Oak Park artist Tia Etu will unveil her latest contribution to art in the library this June, when she presents her mixed-media painting The Call in a Main Library Idea Box exhibit. You can join the artist and see her work in a reception on Saturday, June 18

Juneteenth-inspired piece joins permanent art collection

The Call is a Juneteenth-inspired artwork that was commissioned for the library’s permanent art collection.
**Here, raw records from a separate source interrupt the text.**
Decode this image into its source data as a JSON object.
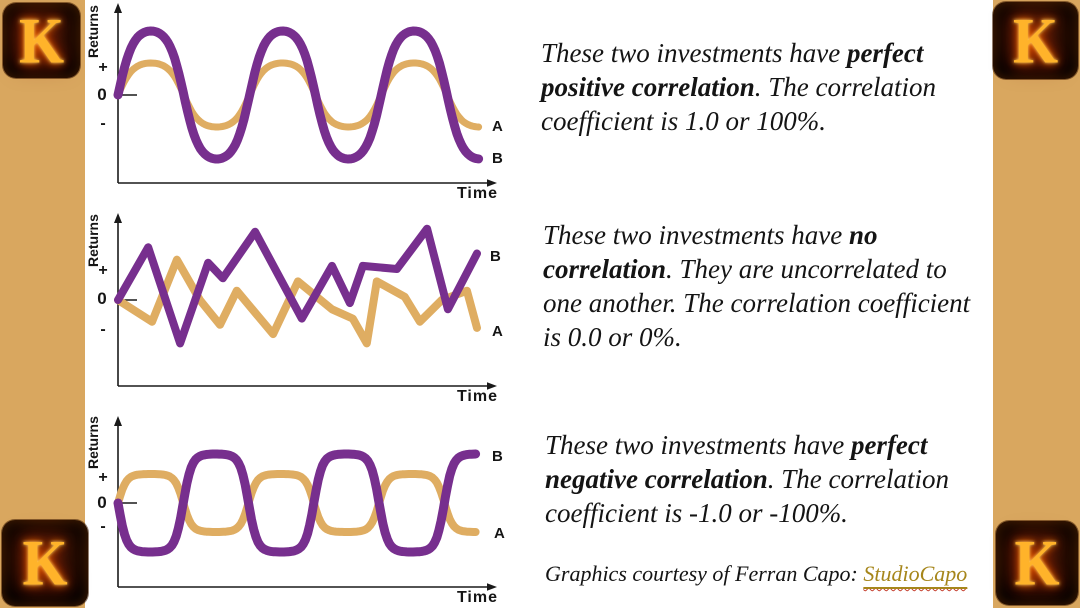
{
  "slide": {
    "background_color": "#FFFFFF",
    "border_strip_color": "#D9A75F"
  },
  "logo": {
    "letter": "K",
    "description": "flaming letter K on black rounded app-icon tile",
    "flame_color": "#FFB32A",
    "tile_color": "#0B0502"
  },
  "charts": [
    {
      "id": "perfect-positive-correlation",
      "ylabel": "Returns",
      "xlabel": "Time",
      "yticks": [
        "+",
        "0",
        "-"
      ],
      "chart_data": {
        "type": "line",
        "title": "perfect positive correlation",
        "xlabel": "Time",
        "ylabel": "Returns",
        "y_ticks": [
          "+",
          "0",
          "-"
        ],
        "grid": false,
        "relationship": "two in-phase smooth waves, correlation +1.0",
        "series": [
          {
            "name": "B",
            "color": "#772F8E",
            "shape": "wave",
            "cycles": 2.75,
            "amplitude": 1.0,
            "starts": "up",
            "flatten": 1.25
          },
          {
            "name": "A",
            "color": "#DFAD62",
            "shape": "wave",
            "cycles": 2.75,
            "amplitude": 0.5,
            "starts": "up",
            "flatten": 1.25
          }
        ]
      }
    },
    {
      "id": "no-correlation",
      "ylabel": "Returns",
      "xlabel": "Time",
      "yticks": [
        "+",
        "0",
        "-"
      ],
      "chart_data": {
        "type": "line",
        "title": "no correlation",
        "xlabel": "Time",
        "ylabel": "Returns",
        "y_ticks": [
          "+",
          "0",
          "-"
        ],
        "grid": false,
        "relationship": "two random zigzag series, correlation 0.0",
        "series": [
          {
            "name": "B",
            "color": "#772F8E",
            "shape": "zigzag",
            "x_frac": [
              0,
              0.084,
              0.173,
              0.251,
              0.292,
              0.382,
              0.512,
              0.596,
              0.646,
              0.682,
              0.777,
              0.861,
              0.919,
              1.0
            ],
            "values": [
              0,
              0.85,
              -0.7,
              0.6,
              0.35,
              1.1,
              -0.3,
              0.55,
              -0.05,
              0.55,
              0.5,
              1.15,
              -0.15,
              0.75
            ]
          },
          {
            "name": "A",
            "color": "#DFAD62",
            "shape": "zigzag",
            "x_frac": [
              0,
              0.095,
              0.164,
              0.228,
              0.256,
              0.284,
              0.331,
              0.432,
              0.501,
              0.596,
              0.654,
              0.693,
              0.721,
              0.799,
              0.841,
              0.902,
              0.972,
              1.0
            ],
            "values": [
              0,
              -0.35,
              0.65,
              0,
              -0.2,
              -0.4,
              0.15,
              -0.55,
              0.3,
              -0.15,
              -0.3,
              -0.7,
              0.3,
              0.05,
              -0.35,
              0,
              0.15,
              -0.45
            ]
          }
        ]
      }
    },
    {
      "id": "perfect-negative-correlation",
      "ylabel": "Returns",
      "xlabel": "Time",
      "yticks": [
        "+",
        "0",
        "-"
      ],
      "chart_data": {
        "type": "line",
        "title": "perfect negative correlation",
        "xlabel": "Time",
        "ylabel": "Returns",
        "y_ticks": [
          "+",
          "0",
          "-"
        ],
        "grid": false,
        "relationship": "two anti-phase flattened waves, correlation -1.0",
        "series": [
          {
            "name": "B",
            "color": "#772F8E",
            "shape": "wave",
            "cycles": 2.75,
            "amplitude": 1.0,
            "starts": "down",
            "flatten": 2.4
          },
          {
            "name": "A",
            "color": "#DFAD62",
            "shape": "wave",
            "cycles": 2.75,
            "amplitude": 0.6,
            "starts": "up",
            "flatten": 2.4
          }
        ]
      }
    }
  ],
  "captions": [
    {
      "segments": [
        {
          "text": "These two investments have ",
          "bold": false
        },
        {
          "text": "perfect positive correlation",
          "bold": true
        },
        {
          "text": ". The correlation coefficient is 1.0 or 100%.",
          "bold": false
        }
      ]
    },
    {
      "segments": [
        {
          "text": "These two investments have ",
          "bold": false
        },
        {
          "text": "no correlation",
          "bold": true
        },
        {
          "text": ". They are uncorrelated to one another. The correlation coefficient is 0.0 or 0%.",
          "bold": false
        }
      ]
    },
    {
      "segments": [
        {
          "text": "These two investments have ",
          "bold": false
        },
        {
          "text": "perfect negative correlation",
          "bold": true
        },
        {
          "text": ". The correlation coefficient is -1.0 or -100%.",
          "bold": false
        }
      ]
    }
  ],
  "credit": {
    "prefix": "Graphics courtesy of Ferran Capo: ",
    "link_label": "StudioCapo",
    "link_color": "#A6861B",
    "spellcheck_underline_color": "#C43A2A"
  }
}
Etu named this work The Call to refer to owl calls that Harriet Tubman would make to let enslaved people know it was safe to move through the Underground Railroad network of the 1800s. 
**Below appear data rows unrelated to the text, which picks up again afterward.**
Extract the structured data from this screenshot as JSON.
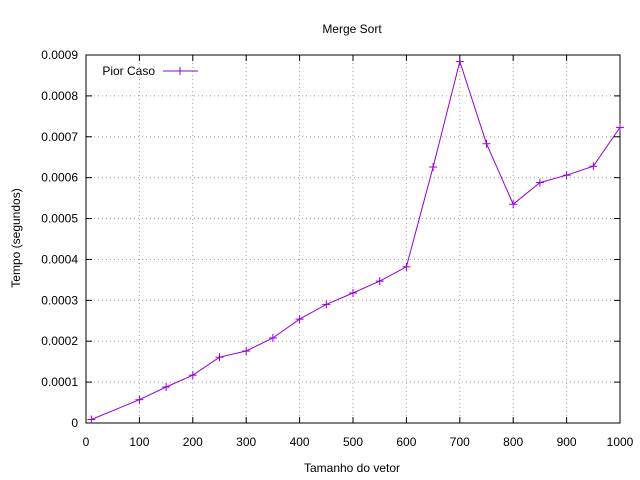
{
  "chart_data": {
    "type": "line",
    "title": "Merge Sort",
    "xlabel": "Tamanho do vetor",
    "ylabel": "Tempo (segundos)",
    "xlim": [
      0,
      1000
    ],
    "ylim": [
      0,
      0.0009
    ],
    "xticks": [
      0,
      100,
      200,
      300,
      400,
      500,
      600,
      700,
      800,
      900,
      1000
    ],
    "yticks": [
      0,
      0.0001,
      0.0002,
      0.0003,
      0.0004,
      0.0005,
      0.0006,
      0.0007,
      0.0008,
      0.0009
    ],
    "xtick_labels": [
      "0",
      "100",
      "200",
      "300",
      "400",
      "500",
      "600",
      "700",
      "800",
      "900",
      "1000"
    ],
    "ytick_labels": [
      "0",
      "0.0001",
      "0.0002",
      "0.0003",
      "0.0004",
      "0.0005",
      "0.0006",
      "0.0007",
      "0.0008",
      "0.0009"
    ],
    "grid": true,
    "legend_position": "top-left",
    "series": [
      {
        "name": "Pior Caso",
        "color": "#9400d3",
        "marker": "plus",
        "x": [
          10,
          100,
          150,
          200,
          250,
          300,
          350,
          400,
          450,
          500,
          550,
          600,
          650,
          700,
          750,
          800,
          850,
          900,
          950,
          1000
        ],
        "y": [
          8.5e-06,
          5.7e-05,
          8.8e-05,
          0.000117,
          0.000161,
          0.000176,
          0.000208,
          0.000254,
          0.00029,
          0.000318,
          0.000347,
          0.000382,
          0.000626,
          0.000884,
          0.000683,
          0.000535,
          0.000588,
          0.000606,
          0.000628,
          0.000723
        ]
      }
    ]
  }
}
“Tubman is in the piece to show the struggle and her commitment to free her people,” Etu says.

“While it is about the freedom of slaves, it deals with the fact that African Americans are still not free,” Etu adds. “It is not true that we were freed, but freedom is still possible. There is hope.”

Tia Etu with artwork "The Call"
Tia Etu with The Call in her Harrison Street studio and gallery, Whatever Comes to Mind

More about The Call

Etu shared more about the meanings behind different elements of The Call. In her words:

  • The painting’s glossy surface shows “how glossed over the truth is.” The numbers in 1865 (the year the Civil War ended) corrode as they progress, “symbolizing the reality.”
  • The falling man in orange “represents the new plantation: the prison system.”
  • The protractor symbolizes “degrees of cover-up” and Martin Luther King Jr.’s quote: “The arc of the moral universe is long, but it bends toward justice.”
  • The boy in a hoodie represents Trayvon Martin.
  • The flower, made from a broken record, represents “both the broken record of enslavement and that hope is possible.” 

‘A fruitful partnership’

Etu has collaborated with the library many times in the past, in what the library’s Restorative Justice Coordinator Tatiana Swancy calls “a longstanding and fruitful partnership.”

Passing, oil on canvas by Tia Jones
Passing (2003) by Tia Etu, on view in Main Library Study Room C

In 2018, she worked with teen volunteers on a mural at the Main Library. In 2019, she led more teen volunteers in creating a peace sign sculpture that stood outside Dole Branch.

That sculpture and her painting Are We There Yet? were featured on the Spring 2020 and Fall 2016 covers of the library’s Storyline magazine.

Her painting Passing is also in the library’s permanent art collection, and can be viewed in Main Library Study Room C.

You can hear more from Etu, who will join other local Black creatives for performance, art, and conversation in the Celebrating Black Futures event on Thursday, June 16.